While 85% pre-funding is above par as compared to other plans, that ONLY means it is a bit farther away from insolvency than most others.

However, what the author fails to point out, most importantly, is what is the expected rate of return to ensure the funding level does not slip further? (Many plans have expectations of returns of at least 6% (with some at 8-9%), a level that is no longer attainable without investing in high-risk junk bonds.)

Also, what other holdings are exposed to market risk, such as equities? These alone can drastically alter the pre-funded percentage as stock prices can decline (along with the overall economy).

Honestly, ALL retirement programs are in jeopardy (so is your insurance company (oh, and your bank)), as government borrowing has displaced the formerly safe investment method of earning a decent return with little risk.

In other words, thanks to the Zero Interest Rate Policy (ZIRP) of the not-Federal, not-Reserve "System," earning interest on loaning money to others is going away, fast.

Look at your savings accounts. Is anyone coming out ahead of inflation when they only earn 1-2% on deposits? Of course not. Not when groceries and energy costs rise far faster.
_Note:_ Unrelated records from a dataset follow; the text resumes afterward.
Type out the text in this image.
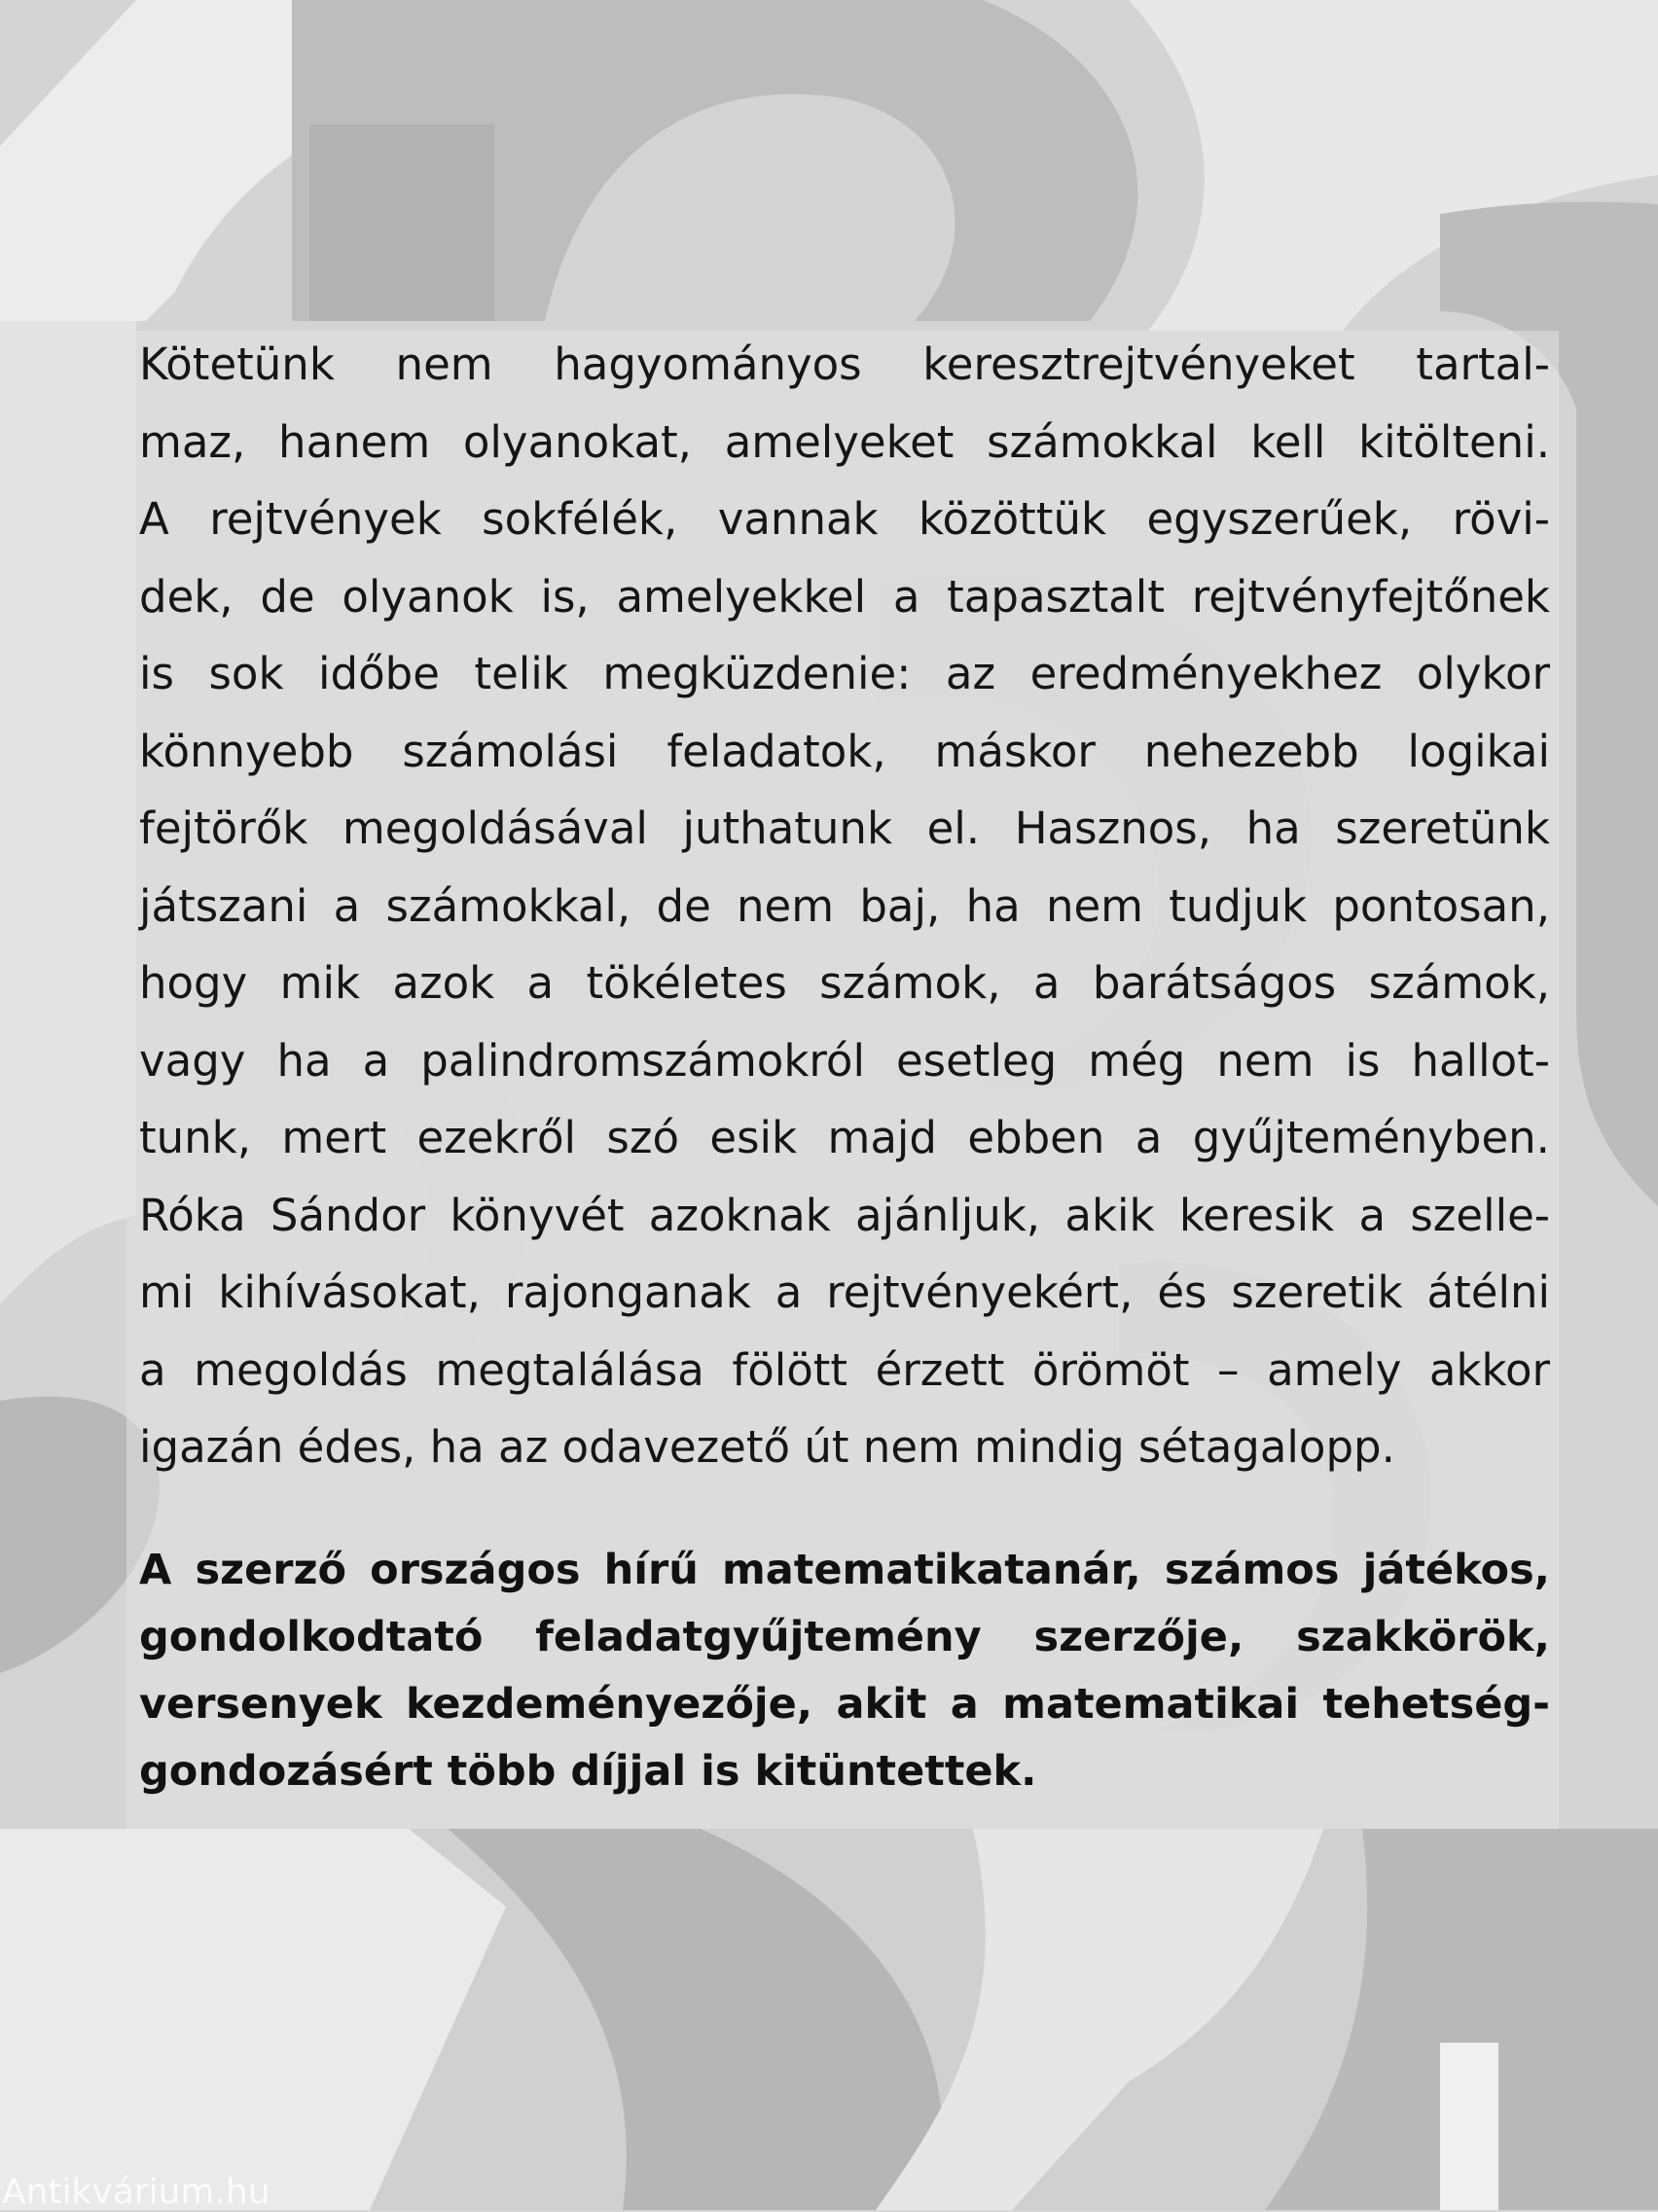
Kötetünk nem hagyományos keresztrejtvényeket tartal-
maz, hanem olyanokat, amelyeket számokkal kell kitölteni.
A rejtvények sokfélék, vannak közöttük egyszerűek, rövi-
dek, de olyanok is, amelyekkel a tapasztalt rejtvényfejtőnek
is sok időbe telik megküzdenie: az eredményekhez olykor
könnyebb számolási feladatok, máskor nehezebb logikai
fejtörők megoldásával juthatunk el. Hasznos, ha szeretünk
játszani a számokkal, de nem baj, ha nem tudjuk pontosan,
hogy mik azok a tökéletes számok, a barátságos számok,
vagy ha a palindromszámokról esetleg még nem is hallot-
tunk, mert ezekről szó esik majd ebben a gyűjteményben.
Róka Sándor könyvét azoknak ajánljuk, akik keresik a szelle-
mi kihívásokat, rajonganak a rejtvényekért, és szeretik átélni
a megoldás megtalálása fölött érzett örömöt – amely akkor
igazán édes, ha az odavezető út nem mindig sétagalopp.
A szerző országos hírű matematikatanár, számos játékos,
gondolkodtató feladatgyűjtemény szerzője, szakkörök,
versenyek kezdeményezője, akit a matematikai tehetség-
gondozásért több díjjal is kitüntettek.
Antikvárium.hu
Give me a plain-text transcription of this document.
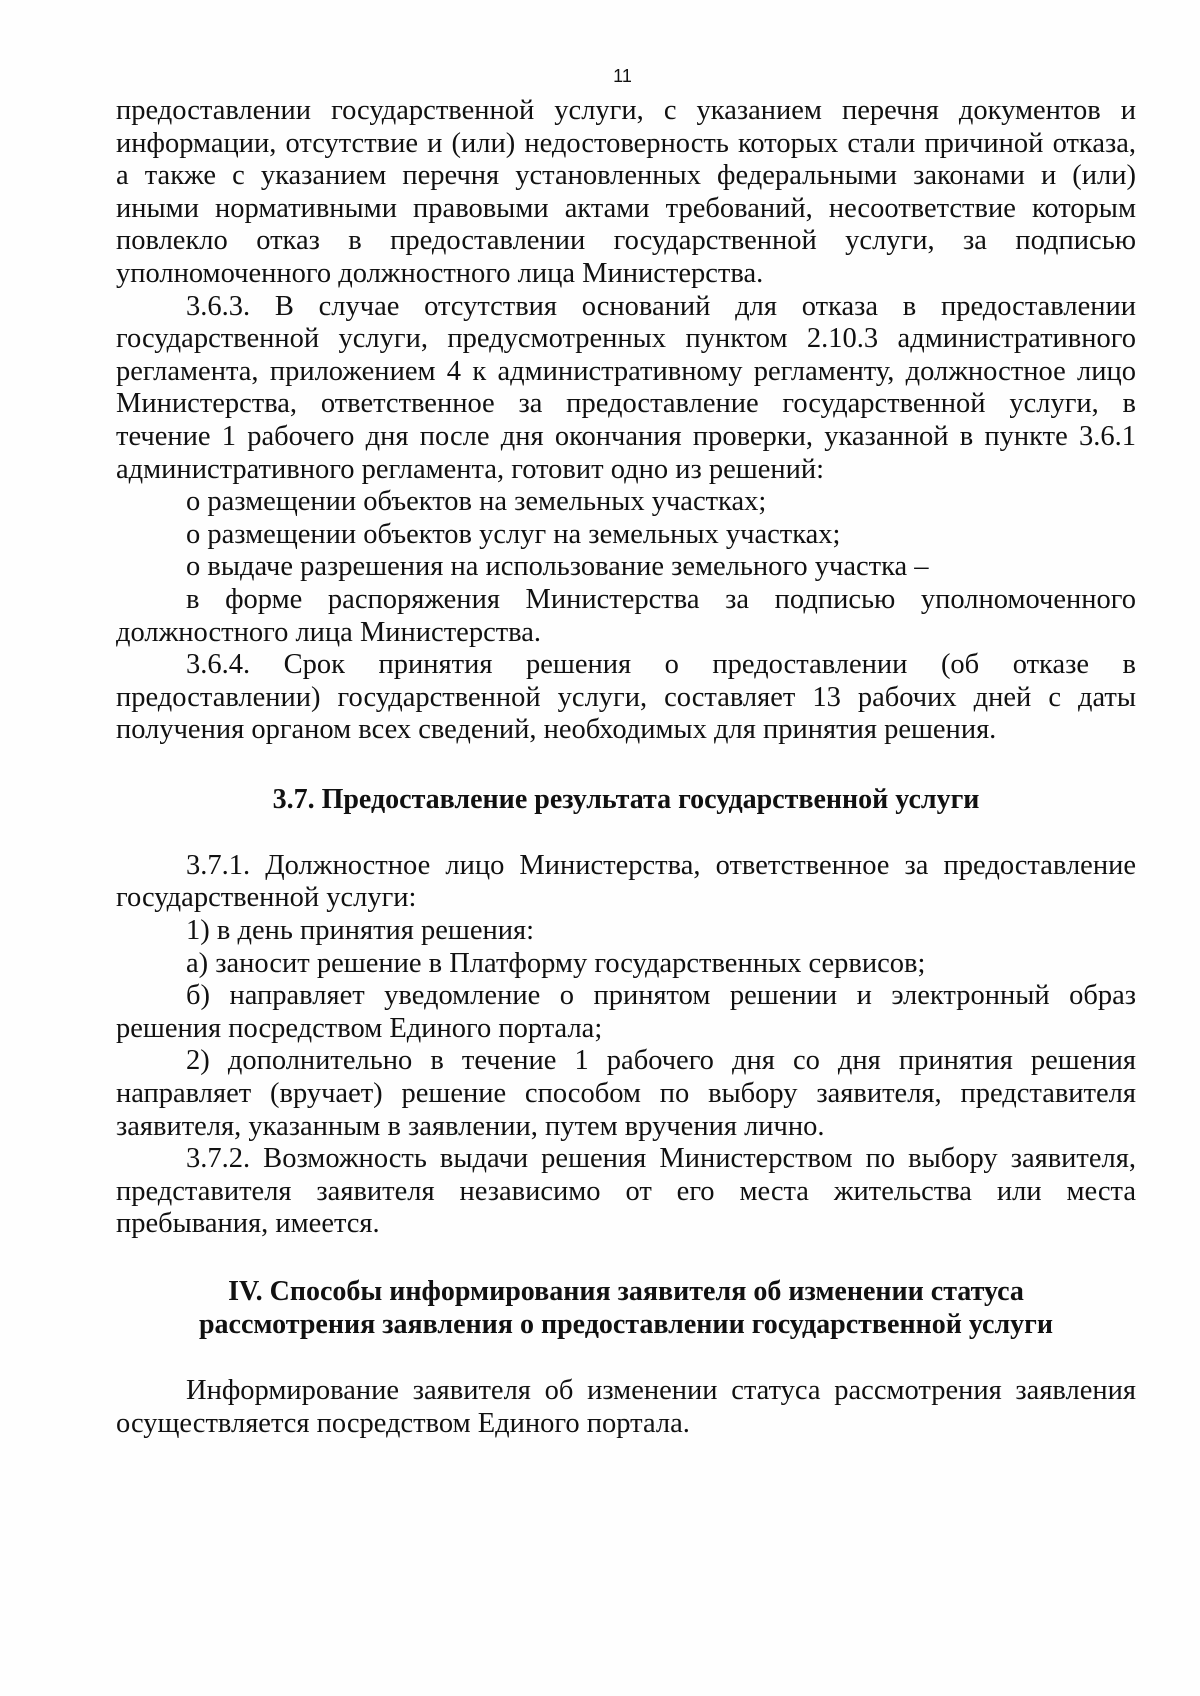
11

предоставлении государственной услуги, с указанием перечня документов и информации, отсутствие и (или) недостоверность которых стали причиной отказа, а также с указанием перечня установленных федеральными законами и (или) иными нормативными правовыми актами требований, несоответствие которым повлекло отказ в предоставлении государственной услуги, за подписью уполномоченного должностного лица Министерства.

3.6.3. В случае отсутствия оснований для отказа в предоставлении государственной услуги, предусмотренных пунктом 2.10.3 административного регламента, приложением 4 к административному регламенту, должностное лицо Министерства, ответственное за предоставление государственной услуги, в течение 1 рабочего дня после дня окончания проверки, указанной в пункте 3.6.1 административного регламента, готовит одно из решений:

о размещении объектов на земельных участках;

о размещении объектов услуг на земельных участках;

о выдаче разрешения на использование земельного участка –

в форме распоряжения Министерства за подписью уполномоченного должностного лица Министерства.

3.6.4. Срок принятия решения о предоставлении (об отказе в предоставлении) государственной услуги, составляет 13 рабочих дней с даты получения органом всех сведений, необходимых для принятия решения.

3.7. Предоставление результата государственной услуги

3.7.1. Должностное лицо Министерства, ответственное за предоставление государственной услуги:

1) в день принятия решения:

а) заносит решение в Платформу государственных сервисов;

б) направляет уведомление о принятом решении и электронный образ решения посредством Единого портала;

2) дополнительно в течение 1 рабочего дня со дня принятия решения направляет (вручает) решение способом по выбору заявителя, представителя заявителя, указанным в заявлении, путем вручения лично.

3.7.2. Возможность выдачи решения Министерством по выбору заявителя, представителя заявителя независимо от его места жительства или места пребывания, имеется.

IV. Способы информирования заявителя об изменении статуса
рассмотрения заявления о предоставлении государственной услуги

Информирование заявителя об изменении статуса рассмотрения заявления осуществляется посредством Единого портала.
These days holding a US Treasury bond is a guaranteed loser, and is rightfully known as a "certificate of confiscation." Now, who would hold these pieces of paper to maturity knowing they'll have diminished purchasing power? Why your retirement fund manager, that's who. See, they don't have to worry about purchasing power, but only solvency using the nominal numbers. What's worse, is that this action supports the predation of the Fed against the manager's own best interest of earning a return to the fund, as he is the one loaning other's money at below market rates. (The US Treasury would have to pay a far higher price if the Fed did not buy up everything in order to keep up the appearance of a functional financial system.)

So people like Mr. Krieder will defend their institutions against the "negative rhetoric" focusing on one single statistic while fully ignoring the facts that the capital formation market has been murdered by the easy money policies of Rome on the Potomac (and it's Wall St. attack dog).

Simply put, Mr. Krieder, reality has nothing at all to do with what "people deserve," but rather, with what people have. Or don't have.

What we don't have now, is a sound financial monetary system (i.e. commodity backed money), but rather an unsound one where IOUs issued by a wholly unaccountable private bank syndicate have usurped our formerly sound and legal money.

But hey, one doesn't have to believe me. You are free to trust your retirement to the professionals who choose to ignore these warnings, calling them "negative rhetoric."

Question is, do you really trust them enough to bet your future on it?